What is going on in Matthew 21 and Mark 12?

score:8

Accepted answer

The answer to the question is obvious; asking it is rhetorical: of course the owner will seek retribution for the wrong done to him and his son by those he trusted.

The purpose of the story - regardless of who fills in this answer - is made clear by the quote from Psalms that follows, and so it is explained (Matt, Mark) that his audience sees immediately that he was comparing them to the caretakers. By asking the question before driving the point home, He allowed them to condemn themselves.

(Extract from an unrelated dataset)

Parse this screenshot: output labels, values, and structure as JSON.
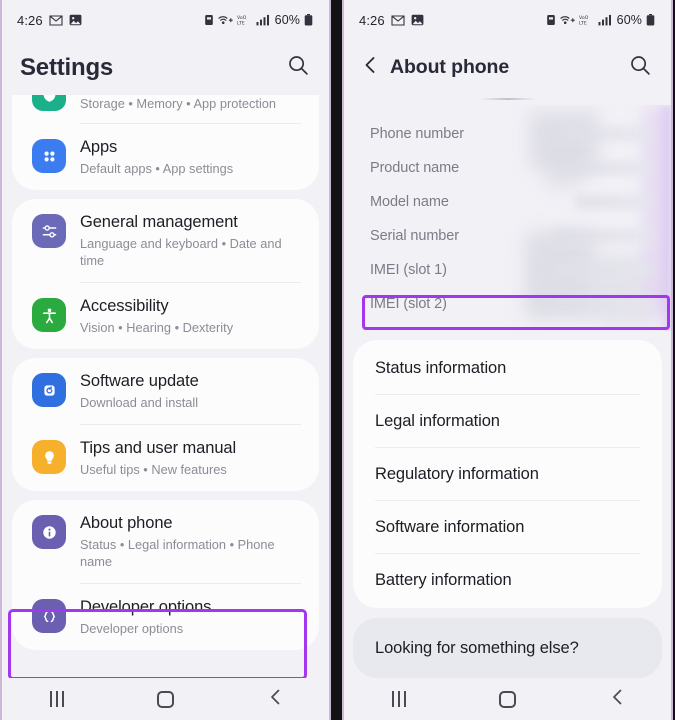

Note that in Matthew, this was the second of two back-to-back parables in which He chides them for failing to do the job His father had entrusted them with, both employing the same tactic of asking a question intended to draw the condemnation from the lips of those being condemned by the comparison.

Upvote:1

It's not a negative response in the Matthew version; he's drawing a parallel. They explain what the owner would do, and he changes the subject, quoting a scripture, to equate the two. The murdered son is the rejected stone, and the Jewish leaders are the vinedressers/builders. He says, in effect, "it was prophesied that the Builders would reject the true stone, and now here you are fulfilling the prophecy. But that will come with very bad consequences attached, because fulfilling the prophecy means killing the boss's son, and you know exactly what happens to people who do that, don't you?"